Stuttgart, envoyé spécial
«Marioupol a tout simplement été rayée de la surface de la terre », constate Alexander, 46 ans. L’homme, massif, est assis dans le jardin d’une jolie maison aux tuiles rouges, dans la campagne de Stuttgart, prêtée par les autorités allemandes. C’est là que ce membre de la communauté grecque de la ville portuaire ukrainienne a trouvé refuge avec sa mère, Sinklitikiya, 72 ans, et deux familles, originaires d’Odessa et de Kharkiv (lire l’épisode 10, « Kharkiv meurtrie, Kharkiv debout »). Durant cinquante-quatre jours, mère et fils se sont terrés dans une cave, sous les fracas incessants des bombes russes. Avec eux, quarante personnes, dont dix enfants. « Pendant cette période, trois de mes voisins sont morts sous mes yeux. L’une d’entre eux était enceinte de cinq mois et elle avait déjà deux enfants. Un obus a arraché ses deux jambes jusqu’au-dessus des genoux. Elle a fini par mourir en se vidant de son sang. » Alexander remonte alors son pantalon, dévoilant un tibia criblé d’impacts de shrapnels, des obus remplis de balles. « L’aviation, l’artillerie et toutes sortes de missiles s’abattaient sur nous. Notre habitation était sur la ligne de front, à 300 mètres de l’usine d’Azovstal [où étaient retranchés des soldats ukrainiens, appartenant notamment au bataillon Azov, ndlr]. En une heure, on pouvait compter jusqu’à 200 impacts de divers calibres. » Pour manger, Alexander et ses voisins ne disposaient que de quelques minutes pour sortir de la cave, allumer un feu et faire bouillir de l’eau.

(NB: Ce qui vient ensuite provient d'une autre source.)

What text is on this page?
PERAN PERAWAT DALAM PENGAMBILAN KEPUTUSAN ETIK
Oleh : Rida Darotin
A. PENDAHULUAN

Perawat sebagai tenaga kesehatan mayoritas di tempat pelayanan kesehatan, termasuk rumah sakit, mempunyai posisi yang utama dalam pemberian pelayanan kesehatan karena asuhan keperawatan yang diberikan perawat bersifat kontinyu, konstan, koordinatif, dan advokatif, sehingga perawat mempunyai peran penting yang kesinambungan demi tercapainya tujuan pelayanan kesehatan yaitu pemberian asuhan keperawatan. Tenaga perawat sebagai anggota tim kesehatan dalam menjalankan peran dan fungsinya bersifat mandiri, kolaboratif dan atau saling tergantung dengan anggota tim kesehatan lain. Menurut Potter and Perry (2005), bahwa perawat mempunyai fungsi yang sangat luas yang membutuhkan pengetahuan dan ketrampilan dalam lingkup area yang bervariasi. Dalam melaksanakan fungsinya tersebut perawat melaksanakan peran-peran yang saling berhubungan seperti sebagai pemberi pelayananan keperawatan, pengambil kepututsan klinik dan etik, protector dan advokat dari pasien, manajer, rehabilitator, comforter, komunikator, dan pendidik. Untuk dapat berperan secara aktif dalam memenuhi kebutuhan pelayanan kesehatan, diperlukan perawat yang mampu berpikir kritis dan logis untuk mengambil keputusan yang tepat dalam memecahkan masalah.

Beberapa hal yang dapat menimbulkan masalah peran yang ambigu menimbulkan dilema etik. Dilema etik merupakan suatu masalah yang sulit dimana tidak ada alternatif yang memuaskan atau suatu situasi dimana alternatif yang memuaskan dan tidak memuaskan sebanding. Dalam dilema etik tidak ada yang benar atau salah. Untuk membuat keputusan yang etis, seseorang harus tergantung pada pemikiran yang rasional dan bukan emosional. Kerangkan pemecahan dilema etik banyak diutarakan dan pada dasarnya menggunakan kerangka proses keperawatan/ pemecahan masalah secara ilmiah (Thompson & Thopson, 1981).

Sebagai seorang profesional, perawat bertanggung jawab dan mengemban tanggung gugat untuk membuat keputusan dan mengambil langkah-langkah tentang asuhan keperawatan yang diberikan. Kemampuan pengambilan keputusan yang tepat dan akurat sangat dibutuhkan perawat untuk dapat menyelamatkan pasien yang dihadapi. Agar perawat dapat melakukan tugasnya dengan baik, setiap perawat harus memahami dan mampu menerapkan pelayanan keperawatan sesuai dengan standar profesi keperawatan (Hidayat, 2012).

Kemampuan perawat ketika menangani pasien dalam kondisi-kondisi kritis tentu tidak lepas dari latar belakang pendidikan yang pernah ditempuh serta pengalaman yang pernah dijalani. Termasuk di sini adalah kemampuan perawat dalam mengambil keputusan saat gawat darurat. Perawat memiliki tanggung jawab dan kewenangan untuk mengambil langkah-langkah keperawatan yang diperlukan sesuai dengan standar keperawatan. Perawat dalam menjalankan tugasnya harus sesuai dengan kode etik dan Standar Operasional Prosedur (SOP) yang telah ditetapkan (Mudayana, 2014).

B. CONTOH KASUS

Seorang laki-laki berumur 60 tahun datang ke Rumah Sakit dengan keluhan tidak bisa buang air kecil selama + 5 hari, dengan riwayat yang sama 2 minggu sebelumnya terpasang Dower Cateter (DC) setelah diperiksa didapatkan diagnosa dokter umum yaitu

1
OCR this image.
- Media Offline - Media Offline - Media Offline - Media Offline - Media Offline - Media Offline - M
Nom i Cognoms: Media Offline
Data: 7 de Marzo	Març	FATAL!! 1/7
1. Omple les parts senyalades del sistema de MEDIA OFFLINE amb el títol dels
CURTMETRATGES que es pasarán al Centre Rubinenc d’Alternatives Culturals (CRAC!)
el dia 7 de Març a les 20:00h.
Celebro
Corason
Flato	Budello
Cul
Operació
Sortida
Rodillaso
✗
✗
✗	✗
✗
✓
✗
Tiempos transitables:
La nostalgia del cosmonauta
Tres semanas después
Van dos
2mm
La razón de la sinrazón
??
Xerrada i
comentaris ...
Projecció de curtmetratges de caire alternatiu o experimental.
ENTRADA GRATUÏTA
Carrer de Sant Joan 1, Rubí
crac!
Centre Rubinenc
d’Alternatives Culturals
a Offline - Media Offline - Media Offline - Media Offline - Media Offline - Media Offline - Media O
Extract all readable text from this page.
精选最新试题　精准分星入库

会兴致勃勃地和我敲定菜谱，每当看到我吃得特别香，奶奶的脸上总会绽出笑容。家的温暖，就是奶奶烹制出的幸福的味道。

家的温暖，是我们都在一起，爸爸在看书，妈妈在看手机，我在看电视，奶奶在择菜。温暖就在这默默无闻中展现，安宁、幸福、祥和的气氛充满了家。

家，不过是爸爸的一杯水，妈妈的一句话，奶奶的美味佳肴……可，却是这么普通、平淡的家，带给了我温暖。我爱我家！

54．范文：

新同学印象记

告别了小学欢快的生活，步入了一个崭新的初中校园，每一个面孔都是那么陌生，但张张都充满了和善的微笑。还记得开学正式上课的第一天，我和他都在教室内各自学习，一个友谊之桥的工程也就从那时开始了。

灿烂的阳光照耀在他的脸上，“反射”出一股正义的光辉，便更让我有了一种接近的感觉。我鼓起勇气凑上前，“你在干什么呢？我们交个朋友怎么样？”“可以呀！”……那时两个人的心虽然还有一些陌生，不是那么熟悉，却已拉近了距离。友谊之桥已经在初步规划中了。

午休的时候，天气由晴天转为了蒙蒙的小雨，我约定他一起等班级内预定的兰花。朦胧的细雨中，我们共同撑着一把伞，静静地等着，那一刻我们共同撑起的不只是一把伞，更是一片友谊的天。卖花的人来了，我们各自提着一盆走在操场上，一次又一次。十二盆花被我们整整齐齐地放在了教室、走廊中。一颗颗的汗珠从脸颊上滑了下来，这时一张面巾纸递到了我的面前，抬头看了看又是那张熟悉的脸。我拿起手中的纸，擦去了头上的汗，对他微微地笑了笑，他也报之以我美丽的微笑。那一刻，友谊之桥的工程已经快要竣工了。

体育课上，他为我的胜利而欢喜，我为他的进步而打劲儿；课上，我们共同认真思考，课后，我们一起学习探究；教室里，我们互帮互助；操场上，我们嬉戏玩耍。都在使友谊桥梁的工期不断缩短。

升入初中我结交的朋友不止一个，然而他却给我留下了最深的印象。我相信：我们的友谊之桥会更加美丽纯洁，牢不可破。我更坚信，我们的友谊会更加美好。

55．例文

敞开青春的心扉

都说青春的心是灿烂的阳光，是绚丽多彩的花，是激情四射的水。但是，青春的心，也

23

Le siège de Marioupol, dans le sud-est de l’Ukraine, au bord de la mer d’Azov, aura duré près de trois mois, s’achevant par la prise de la ville, le 20 mai, par les forces russes et les séparatistes de la République populaire de Donetsk. Selon le maire, Vadim Boïtchenko, « Marioupol a été détruite à 90 % ». Piégés, les habitants ont dû apprendre à survivre au rythme des bombes et de l’hécatombe. La population manquait de tout. Les blessés avaient peu de chances de s’en sortir en l’absence d’assistance médicale. Sortir des abris pour se ravitailler en eau potable et en nourriture ? Une prise de risque, voire une condamnation à mort. C’est ce que raconte Olga, 39 ans, installée elle aussi avec sa famille non loin de Stuttgart, à 2 500 km de chez elle, dans un centre scolaire de la ville de Waiblingen. Pendant le siège, elle vivait dans un appartement de l’est de Marioupol.